Bolsonaro, en el Club Naval de Brasilia
Bolsonaro, en el Club Naval de Brasilia Fuente: AFP





“Jamás rehusaremos ayuda a quienes la precisen, pero la inmigración no puede ser indiscriminada. Son necesarios criterios, buscando la mejor solución de acuerdo a la realidad de cada país -se justificó Bolsonaro en las redes sociales- La defensa de la soberanía nacional fue una de las banderas de nuestra campaña y será una prioridad de nuestro gobierno. Los brasileños y los inmigrantes que aquí vivan, estará más seguros con las reglas que definiremos por cuenta propia, sin presión del exterior”.

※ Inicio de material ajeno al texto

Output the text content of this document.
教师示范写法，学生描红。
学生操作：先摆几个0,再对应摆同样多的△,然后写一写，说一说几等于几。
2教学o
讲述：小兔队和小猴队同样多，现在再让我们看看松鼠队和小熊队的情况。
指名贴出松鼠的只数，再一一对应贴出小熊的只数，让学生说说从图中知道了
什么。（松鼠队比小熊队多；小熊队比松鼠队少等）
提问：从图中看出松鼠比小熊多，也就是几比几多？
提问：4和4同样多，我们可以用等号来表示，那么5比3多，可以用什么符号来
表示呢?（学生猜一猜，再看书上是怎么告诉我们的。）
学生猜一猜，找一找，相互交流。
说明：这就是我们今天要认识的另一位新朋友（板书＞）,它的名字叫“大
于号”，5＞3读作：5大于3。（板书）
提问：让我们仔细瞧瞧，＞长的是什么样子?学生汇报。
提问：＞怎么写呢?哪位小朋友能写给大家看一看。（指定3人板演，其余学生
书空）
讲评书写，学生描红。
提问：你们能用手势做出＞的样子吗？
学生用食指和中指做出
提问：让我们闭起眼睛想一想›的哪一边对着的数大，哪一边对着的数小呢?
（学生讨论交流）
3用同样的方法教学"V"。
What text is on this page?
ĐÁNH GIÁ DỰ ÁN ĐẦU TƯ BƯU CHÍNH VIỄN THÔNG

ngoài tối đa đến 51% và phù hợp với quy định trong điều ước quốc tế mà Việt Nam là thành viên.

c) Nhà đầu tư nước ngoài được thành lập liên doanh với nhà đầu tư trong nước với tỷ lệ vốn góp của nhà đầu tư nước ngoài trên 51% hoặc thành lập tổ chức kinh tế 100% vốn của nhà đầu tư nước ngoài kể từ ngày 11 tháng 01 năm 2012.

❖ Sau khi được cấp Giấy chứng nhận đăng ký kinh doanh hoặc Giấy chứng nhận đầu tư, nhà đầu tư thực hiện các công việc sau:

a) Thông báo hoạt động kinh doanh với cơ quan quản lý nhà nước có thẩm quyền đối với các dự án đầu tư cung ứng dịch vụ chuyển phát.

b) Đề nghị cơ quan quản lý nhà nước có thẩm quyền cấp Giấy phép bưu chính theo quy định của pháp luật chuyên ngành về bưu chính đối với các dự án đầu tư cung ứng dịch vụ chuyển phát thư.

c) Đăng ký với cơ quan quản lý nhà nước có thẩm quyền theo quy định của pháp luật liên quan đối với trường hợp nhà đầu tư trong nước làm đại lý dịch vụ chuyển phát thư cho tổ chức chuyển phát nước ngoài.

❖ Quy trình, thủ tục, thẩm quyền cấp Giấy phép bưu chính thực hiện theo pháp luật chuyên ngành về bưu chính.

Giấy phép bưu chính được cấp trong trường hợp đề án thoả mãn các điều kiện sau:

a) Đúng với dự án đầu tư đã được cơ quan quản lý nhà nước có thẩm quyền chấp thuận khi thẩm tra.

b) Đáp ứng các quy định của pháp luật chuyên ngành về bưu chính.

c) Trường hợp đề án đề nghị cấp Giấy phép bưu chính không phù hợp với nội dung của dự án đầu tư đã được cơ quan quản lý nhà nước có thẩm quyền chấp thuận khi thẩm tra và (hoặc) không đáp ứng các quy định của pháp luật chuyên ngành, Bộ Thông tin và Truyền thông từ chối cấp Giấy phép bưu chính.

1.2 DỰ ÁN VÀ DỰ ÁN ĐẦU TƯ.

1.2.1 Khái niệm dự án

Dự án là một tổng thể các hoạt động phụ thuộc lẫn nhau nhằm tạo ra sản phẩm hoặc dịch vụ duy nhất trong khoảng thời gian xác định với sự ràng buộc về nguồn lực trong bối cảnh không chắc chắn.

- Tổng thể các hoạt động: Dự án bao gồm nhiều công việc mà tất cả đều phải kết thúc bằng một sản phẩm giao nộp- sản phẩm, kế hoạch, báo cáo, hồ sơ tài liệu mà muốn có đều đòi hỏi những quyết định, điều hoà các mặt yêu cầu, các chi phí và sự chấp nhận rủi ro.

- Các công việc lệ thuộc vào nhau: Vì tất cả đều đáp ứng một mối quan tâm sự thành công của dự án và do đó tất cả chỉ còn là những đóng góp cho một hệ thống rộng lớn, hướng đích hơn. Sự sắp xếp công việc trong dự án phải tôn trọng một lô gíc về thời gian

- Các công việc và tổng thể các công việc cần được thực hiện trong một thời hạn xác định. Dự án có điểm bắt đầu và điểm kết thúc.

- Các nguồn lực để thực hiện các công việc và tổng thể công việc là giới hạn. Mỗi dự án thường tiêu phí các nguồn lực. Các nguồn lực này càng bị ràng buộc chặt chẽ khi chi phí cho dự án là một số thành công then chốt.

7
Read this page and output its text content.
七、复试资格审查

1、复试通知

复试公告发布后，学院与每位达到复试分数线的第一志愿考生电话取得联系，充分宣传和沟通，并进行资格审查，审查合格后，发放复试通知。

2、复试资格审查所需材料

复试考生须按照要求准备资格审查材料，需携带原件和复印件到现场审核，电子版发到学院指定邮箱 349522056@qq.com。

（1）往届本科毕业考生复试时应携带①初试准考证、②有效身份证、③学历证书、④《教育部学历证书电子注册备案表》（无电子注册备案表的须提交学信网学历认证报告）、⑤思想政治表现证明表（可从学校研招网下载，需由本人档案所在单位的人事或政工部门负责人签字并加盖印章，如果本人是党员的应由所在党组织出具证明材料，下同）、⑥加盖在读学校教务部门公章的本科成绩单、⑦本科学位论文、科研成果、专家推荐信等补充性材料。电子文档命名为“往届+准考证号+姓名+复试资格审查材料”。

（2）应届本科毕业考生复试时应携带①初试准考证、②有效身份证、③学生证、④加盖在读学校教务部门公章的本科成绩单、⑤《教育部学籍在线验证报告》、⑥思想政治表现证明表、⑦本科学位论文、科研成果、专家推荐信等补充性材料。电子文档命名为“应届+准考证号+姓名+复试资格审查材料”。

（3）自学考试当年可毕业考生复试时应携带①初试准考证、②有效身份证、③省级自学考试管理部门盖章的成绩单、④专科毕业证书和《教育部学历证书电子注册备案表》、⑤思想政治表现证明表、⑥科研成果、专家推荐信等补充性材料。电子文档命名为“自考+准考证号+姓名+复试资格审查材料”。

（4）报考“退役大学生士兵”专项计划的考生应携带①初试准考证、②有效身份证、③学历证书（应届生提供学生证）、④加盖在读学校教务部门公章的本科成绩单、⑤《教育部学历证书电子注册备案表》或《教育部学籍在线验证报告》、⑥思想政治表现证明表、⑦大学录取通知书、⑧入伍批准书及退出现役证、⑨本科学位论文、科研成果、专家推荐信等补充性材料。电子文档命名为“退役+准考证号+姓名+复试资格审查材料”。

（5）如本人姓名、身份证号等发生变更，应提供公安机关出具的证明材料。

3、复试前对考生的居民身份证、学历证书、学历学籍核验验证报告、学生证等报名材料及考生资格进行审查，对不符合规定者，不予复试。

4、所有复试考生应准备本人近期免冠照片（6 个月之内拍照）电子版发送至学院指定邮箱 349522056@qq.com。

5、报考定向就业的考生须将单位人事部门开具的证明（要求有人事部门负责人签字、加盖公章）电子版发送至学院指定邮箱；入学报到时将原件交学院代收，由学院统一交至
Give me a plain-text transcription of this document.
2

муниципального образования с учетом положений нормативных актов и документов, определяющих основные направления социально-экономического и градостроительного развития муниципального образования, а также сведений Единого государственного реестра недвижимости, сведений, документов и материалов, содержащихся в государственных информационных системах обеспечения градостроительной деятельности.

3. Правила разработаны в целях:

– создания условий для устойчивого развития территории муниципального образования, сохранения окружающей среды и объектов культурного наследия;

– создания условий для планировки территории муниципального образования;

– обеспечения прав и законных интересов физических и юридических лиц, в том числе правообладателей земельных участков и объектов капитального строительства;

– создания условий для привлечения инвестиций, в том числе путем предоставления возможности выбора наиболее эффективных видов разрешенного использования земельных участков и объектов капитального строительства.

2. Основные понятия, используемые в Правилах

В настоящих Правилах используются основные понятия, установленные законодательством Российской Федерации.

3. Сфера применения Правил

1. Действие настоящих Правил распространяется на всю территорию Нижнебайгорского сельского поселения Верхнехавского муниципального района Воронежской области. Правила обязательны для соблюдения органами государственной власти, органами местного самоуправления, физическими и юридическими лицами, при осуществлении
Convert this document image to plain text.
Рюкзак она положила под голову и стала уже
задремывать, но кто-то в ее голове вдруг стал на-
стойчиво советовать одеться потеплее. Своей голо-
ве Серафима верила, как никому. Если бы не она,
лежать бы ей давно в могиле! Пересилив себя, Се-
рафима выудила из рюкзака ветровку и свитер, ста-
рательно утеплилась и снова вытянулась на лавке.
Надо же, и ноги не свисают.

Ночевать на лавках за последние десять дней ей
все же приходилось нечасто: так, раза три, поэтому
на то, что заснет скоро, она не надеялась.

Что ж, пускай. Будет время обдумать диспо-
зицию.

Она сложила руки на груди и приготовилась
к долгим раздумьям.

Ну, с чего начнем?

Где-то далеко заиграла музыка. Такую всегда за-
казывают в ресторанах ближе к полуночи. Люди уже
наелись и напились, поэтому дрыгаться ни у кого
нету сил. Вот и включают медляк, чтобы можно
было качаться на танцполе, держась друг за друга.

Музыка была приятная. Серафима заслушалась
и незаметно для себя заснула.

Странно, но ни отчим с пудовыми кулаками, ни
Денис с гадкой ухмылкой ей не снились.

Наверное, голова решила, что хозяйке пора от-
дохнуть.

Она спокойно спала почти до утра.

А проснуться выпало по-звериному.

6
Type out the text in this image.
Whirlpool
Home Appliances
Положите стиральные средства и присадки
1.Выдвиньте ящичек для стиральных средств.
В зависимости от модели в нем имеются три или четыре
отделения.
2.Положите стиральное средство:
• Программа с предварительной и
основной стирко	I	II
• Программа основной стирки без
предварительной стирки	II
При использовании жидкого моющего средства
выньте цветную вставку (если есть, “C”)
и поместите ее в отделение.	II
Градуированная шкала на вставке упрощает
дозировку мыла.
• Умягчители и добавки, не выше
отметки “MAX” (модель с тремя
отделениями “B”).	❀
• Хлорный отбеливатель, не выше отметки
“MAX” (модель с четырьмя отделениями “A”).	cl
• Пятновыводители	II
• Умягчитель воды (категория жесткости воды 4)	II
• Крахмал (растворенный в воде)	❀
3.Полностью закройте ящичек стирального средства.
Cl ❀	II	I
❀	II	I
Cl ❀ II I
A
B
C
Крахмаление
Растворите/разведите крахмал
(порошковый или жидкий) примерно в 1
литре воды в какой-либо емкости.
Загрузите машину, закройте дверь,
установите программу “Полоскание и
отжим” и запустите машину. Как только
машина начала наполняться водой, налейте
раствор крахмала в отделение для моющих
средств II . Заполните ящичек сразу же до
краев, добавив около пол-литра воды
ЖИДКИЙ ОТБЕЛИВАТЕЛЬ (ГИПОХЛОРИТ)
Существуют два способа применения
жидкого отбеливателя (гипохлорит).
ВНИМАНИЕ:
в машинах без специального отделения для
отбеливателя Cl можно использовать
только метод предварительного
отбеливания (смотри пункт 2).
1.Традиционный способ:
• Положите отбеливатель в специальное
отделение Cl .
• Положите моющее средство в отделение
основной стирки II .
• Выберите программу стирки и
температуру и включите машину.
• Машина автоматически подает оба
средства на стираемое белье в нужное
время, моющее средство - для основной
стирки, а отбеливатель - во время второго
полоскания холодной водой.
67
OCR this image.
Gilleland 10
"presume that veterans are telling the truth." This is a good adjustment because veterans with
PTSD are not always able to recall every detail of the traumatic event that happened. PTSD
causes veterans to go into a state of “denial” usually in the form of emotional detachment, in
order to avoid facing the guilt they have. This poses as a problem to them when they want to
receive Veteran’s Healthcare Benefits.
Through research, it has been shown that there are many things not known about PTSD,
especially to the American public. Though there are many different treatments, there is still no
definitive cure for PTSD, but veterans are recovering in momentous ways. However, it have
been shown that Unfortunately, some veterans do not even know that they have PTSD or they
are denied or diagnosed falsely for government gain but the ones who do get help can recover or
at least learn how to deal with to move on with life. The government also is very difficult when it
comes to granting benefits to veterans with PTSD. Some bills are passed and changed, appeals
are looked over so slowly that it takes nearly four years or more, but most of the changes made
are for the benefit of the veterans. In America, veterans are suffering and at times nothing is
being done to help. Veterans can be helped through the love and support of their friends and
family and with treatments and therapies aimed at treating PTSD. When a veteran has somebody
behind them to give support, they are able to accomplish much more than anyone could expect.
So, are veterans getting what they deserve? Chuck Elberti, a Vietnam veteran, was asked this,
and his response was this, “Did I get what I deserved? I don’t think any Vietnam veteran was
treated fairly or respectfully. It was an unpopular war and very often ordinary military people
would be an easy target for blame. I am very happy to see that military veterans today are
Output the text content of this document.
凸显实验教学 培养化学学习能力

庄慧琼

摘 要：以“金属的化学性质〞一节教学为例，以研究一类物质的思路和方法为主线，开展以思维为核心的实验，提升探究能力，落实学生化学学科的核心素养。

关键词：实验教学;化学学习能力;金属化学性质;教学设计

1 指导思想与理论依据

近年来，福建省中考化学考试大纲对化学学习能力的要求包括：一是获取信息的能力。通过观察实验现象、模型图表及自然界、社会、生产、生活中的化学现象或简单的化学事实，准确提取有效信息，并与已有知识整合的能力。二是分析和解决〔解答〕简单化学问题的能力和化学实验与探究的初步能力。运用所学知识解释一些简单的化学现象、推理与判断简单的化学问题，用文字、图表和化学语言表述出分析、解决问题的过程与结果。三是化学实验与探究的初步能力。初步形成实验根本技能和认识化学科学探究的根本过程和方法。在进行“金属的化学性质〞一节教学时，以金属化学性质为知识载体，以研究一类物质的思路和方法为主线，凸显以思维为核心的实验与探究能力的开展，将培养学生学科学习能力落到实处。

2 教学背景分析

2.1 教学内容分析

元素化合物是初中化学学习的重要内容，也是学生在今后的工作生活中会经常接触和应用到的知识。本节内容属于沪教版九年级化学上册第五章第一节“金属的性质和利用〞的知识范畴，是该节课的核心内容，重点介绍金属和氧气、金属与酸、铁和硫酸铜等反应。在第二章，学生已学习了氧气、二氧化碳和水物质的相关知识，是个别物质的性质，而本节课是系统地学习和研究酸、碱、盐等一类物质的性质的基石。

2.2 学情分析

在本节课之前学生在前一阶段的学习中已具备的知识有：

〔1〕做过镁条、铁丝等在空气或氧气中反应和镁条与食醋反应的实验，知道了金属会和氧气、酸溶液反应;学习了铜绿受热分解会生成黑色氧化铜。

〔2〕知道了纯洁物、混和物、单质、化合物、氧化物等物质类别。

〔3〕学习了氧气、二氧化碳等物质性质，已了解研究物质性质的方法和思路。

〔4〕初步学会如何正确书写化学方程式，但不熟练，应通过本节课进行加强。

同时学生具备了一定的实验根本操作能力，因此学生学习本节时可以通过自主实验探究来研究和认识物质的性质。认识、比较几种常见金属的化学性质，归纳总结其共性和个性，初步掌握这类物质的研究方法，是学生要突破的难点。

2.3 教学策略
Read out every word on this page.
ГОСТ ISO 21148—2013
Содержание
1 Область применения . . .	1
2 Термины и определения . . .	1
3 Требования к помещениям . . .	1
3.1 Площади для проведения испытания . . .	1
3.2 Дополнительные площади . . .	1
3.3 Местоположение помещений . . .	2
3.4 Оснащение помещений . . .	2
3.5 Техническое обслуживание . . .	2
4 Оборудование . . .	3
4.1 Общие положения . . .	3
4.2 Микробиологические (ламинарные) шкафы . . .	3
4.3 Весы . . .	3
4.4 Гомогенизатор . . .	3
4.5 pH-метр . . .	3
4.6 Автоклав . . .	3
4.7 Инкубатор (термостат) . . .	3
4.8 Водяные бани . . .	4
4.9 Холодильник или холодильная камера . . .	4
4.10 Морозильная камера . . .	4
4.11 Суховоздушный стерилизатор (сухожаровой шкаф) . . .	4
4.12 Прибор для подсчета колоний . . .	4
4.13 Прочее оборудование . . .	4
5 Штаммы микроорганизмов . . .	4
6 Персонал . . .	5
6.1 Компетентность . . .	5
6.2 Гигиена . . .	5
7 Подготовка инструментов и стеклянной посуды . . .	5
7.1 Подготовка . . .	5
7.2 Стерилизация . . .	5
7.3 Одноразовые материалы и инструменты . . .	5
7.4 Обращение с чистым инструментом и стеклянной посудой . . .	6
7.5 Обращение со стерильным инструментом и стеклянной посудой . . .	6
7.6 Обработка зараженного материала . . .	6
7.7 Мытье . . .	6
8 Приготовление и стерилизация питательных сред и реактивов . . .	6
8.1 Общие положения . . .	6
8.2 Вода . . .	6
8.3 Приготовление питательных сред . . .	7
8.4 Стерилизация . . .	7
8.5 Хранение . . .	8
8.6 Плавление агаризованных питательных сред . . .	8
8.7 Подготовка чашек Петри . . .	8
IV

Ya al momento de ser firmado el pacto, el 10 de diciembre, en Marrakech, el designado canciller de Bolsonaro, Ernesto Araújo, había criticado el documento, que calificó como “instrumento inadecuado” para mejor la situación multinacional.








“La inmigración no debe ser tratada como una cuestión global, sino de acuerdo con la realidad y soberanía de cada país”, apuntó Araújo, quien al asumir sus responsabilidades en el Ministerio de Relaciones Exteriores resaltó que “Bolsonaro está liberando a Brasil a través de la verdad” y se comprometió a “liberar la política exterior” brasileña.

Por medio de un comunicado, la ONU expresó su frustración ante el distanciamiento de Brasil, uno de sus miembros más involucrados siempre en las negociaciones internacionales y que ha participado activamente en las misiones de paz mundiales. “Es siempre lamentable cuando un país se desvincula de un proceso multilateral, en especial de uno que respeta tanto las especificidades nacionales”, subrayó el organismo, donde suscitó sorpresa la velocidad de la decisión del nuevo gobierno.

En diciembre, cinco países -Estados Unidos, Hungría, Israel, la República Checa y Polonia- votaron en contra del Pacto Mundial sobre Migración y otros 12 (entre ellos, Chile) se abstuvieron. El acuerdo fue duramente criticado por políticos de derecha europeos, que están en contra de la recepción de inmigrantes africano o de Siria.

Curiosamente, en el caso de Brasil, hay muchos más migrantes brasileños repartidos por el mundo -poco más de 3 millones- que migrantes internacionales en Brasil. “Son compatriotas que muchas veces pasan por dificultades, sea en Europa, Estados Unidos, Japón y otras partes. El Pacto Global sobre Migración consolida y refuerza los derechos de las personas, incluidos los más de 3 millones de brasileños que viven afuera, para no ser discriminadas por ser migrantes”, resaltó Camila Asano, coordinadora de la organización defensora de los derechos humanos Conectas.

Ya en la campaña electoral, Bolsonaro también había cuestionado el Acuerdo de París sobre Cambio Climático, firmado en 2015 por 184 países, entre ellos Brasil, aduciendo-erróneamente- que limitaba la soberanía brasileña sobre la Amazonía. Indicó que si no conseguía que se modificara, Brasil también lo abandonaría, como lo hizo el gobierno estadounidense de Donald Trump.